2018 Armistice Day Wreath Laying
Camberwell Old Cemetery – 12 NOON 11th November 2018
8th November 2018
Armistice Day – Remembrance Sunday
WREATH LAYING CEREMONY
12 NOON 11-11-2018
Camberwell Old Cemetery Gates,
Forest Hill Road SE22 0RR
We will honour the service personnel whom Southwark Council is burying and building over in Camberwell Old Cemetery.
These are men and women who died on active service during World War I and were buried here amongst some other 48,000 dead who were buried up to 20 graves deep, row upon row, on a shifting, muddy hillside over 100’s of years.
Their graves are scheduled to be mounded over with dirt, crushed building rubble. New burial plots are to sold above them.
Their headstones, woods and trees are their memorials – and should be respected and protected, not destroyed to sell ‘new’ burial plots over their graves.
NEWS: FROM 2017
‘Alternative’ Armistice Day Commemoration of the Unremembered
13th November 2017
Residents sent a strong message to Southwark Council this Armistice Day: Respect the service personnel and civilians killed in war and buried in our cemeteries – and stop burying and building over them.
Campaigners laid a wreath on Saturday 11th November, for all the military and civilian graves that Southwark is burying and building over in the Camberwell Cemeteries.
Insensitive Southwark is destroying the graves of the war dead laid to rest in peace – to sell off ‘new’ burial plots over them.
Unbelievably, this includes many Commonwealth War Graves – service personnel killed on active service during the two World Wars.
Campaigners laid a wreath at the CWGC war grave of Air Mechanic W. Norris, who died in 1916. Southwark Council has sold ‘new’ burial plots over Air Mechanic Norris’ and other CWGC war graves. The CWGC were not informed or consulted. Nor were the families.
Southwark has no excuse – they have all grave locations. The War Memorial Screen Wall lists Norris and over 130 other service personnel scattered throughout the cemetery, with their grave numbers so Southwark knows where they all lie.

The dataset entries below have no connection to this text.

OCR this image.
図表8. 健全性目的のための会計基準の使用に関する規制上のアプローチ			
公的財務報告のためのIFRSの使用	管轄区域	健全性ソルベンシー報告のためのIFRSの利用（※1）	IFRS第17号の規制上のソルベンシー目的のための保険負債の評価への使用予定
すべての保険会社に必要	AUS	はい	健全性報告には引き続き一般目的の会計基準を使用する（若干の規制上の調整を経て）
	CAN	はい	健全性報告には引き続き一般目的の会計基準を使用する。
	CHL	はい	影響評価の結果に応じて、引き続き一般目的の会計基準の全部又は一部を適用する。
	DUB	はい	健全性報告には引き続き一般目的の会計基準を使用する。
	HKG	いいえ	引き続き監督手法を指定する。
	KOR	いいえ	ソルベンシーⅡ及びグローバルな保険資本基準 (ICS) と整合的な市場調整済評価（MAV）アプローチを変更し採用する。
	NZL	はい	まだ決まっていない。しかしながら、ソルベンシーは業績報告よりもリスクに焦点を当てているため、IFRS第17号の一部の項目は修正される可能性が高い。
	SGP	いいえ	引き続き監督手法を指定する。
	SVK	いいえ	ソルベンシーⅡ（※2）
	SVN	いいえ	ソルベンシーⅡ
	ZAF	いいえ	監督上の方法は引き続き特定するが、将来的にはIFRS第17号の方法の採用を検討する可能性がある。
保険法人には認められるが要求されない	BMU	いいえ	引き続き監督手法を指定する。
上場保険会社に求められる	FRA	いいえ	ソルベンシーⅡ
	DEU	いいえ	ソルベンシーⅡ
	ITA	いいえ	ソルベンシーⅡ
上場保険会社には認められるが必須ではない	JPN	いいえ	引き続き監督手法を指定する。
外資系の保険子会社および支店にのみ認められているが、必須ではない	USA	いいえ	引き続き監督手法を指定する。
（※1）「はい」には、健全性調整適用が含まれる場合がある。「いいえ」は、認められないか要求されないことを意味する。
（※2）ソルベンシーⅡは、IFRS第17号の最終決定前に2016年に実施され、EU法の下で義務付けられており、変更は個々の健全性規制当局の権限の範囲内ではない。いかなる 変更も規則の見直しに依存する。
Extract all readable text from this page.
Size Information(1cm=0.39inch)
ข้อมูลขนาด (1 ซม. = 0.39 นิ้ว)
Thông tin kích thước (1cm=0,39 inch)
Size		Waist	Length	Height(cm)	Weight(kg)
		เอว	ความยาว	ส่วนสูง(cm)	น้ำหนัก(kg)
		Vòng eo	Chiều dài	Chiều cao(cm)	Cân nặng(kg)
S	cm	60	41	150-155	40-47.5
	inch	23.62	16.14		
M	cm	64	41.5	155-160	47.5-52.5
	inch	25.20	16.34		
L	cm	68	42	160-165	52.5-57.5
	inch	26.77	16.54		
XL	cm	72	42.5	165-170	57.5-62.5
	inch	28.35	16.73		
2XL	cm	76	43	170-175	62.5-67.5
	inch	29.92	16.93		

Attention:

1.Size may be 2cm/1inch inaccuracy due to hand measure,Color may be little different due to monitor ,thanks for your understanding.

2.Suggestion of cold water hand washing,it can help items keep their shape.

John Repsch read a poem for the fallen at the War Memorial – Taking a Stand – followed by a two-minute silence. Scots Guards Piper Paul Riley then played Amazing Grace and Flowers of the Forest – so relevant with hundreds of trees already felled and ten acres of woods still threatened by Southwark’s chainsaws.
Acres of woods and trees are being cut down to get at these graves, military and civilian, to bury and build over them.
John Anderson of the Coldstream Guards Association read a commemoration to Private (Guardsman) William Stanlake VC, buried in the woods (pictured) and only recently rediscovered by the CGA. Stanlake’s is not a CWGC grave. But many CWGC WW1 and WW2 war graves are as yet ‘unlocated’ by Southwark Council – and at risk.
We walked through the cemetery to visit the CWGC war graves of the Unremembered buried and built over by Southwark Council, reading their names, families, regiments and date they died – but not forgotten.
Can Southwark Council explain how they have been burying over CWGC war graves?
We demand Southwark Council respect all military and civilian casualties – and all those buried here in the Camberwell Cemeteries – and leave them to rest in peace.
Special thanks to:
Piper Paul Riley, Scots Guards Association
John Anderson, Coldstream Guards Association
Jane Wildgoose of the Wildgoose Memorial Library
Cemetery historian and author Ruth Richardson
Kerry Hood, John Repsch and others.
Contact for more information on the Save Southwark Woods Campaign by the Friends of the Camberwell Cemeteries:
savesouthwarkwoods@gmail.com
www.savesouthwarkwoods.org.uk
Or by phone:
Blanche Cameron – 07731 304966
Lewis Schaffer – 07886 504221
Above: Scots Guards Piper Paul Riley, John Anderson of the Coldstream Guards Association and Friends of Camberwell Cemeteries gather to commemorate the military and civilian victims of war buried here.
armistice2
John Anderson of the Coldstream Guards Association read a commemoration to Private Guardsman William Stanlake VC, awarded in the Crimea, but who died a pauper in Camberwell in 1904. His grave in the woods is one of tens of thousands buried beneath the trees.
armistice3
We laid a wreath for the Unremembered – including the CWGC war grave of Air Mechanic Norris, Royal Army Flying Corps, who died 1916, buried over by Southwark Council.
Britain at War Magazine, July 2017 issue
William Stanlake VC’s grave, Camberwell Old Cemetery Woods
Unremembered by Southwark Council – but remembered by the Coldstream Guards and Victoria Cross Association who located his grave, erected the new headstone and visit regularly to ensure he is still remembered.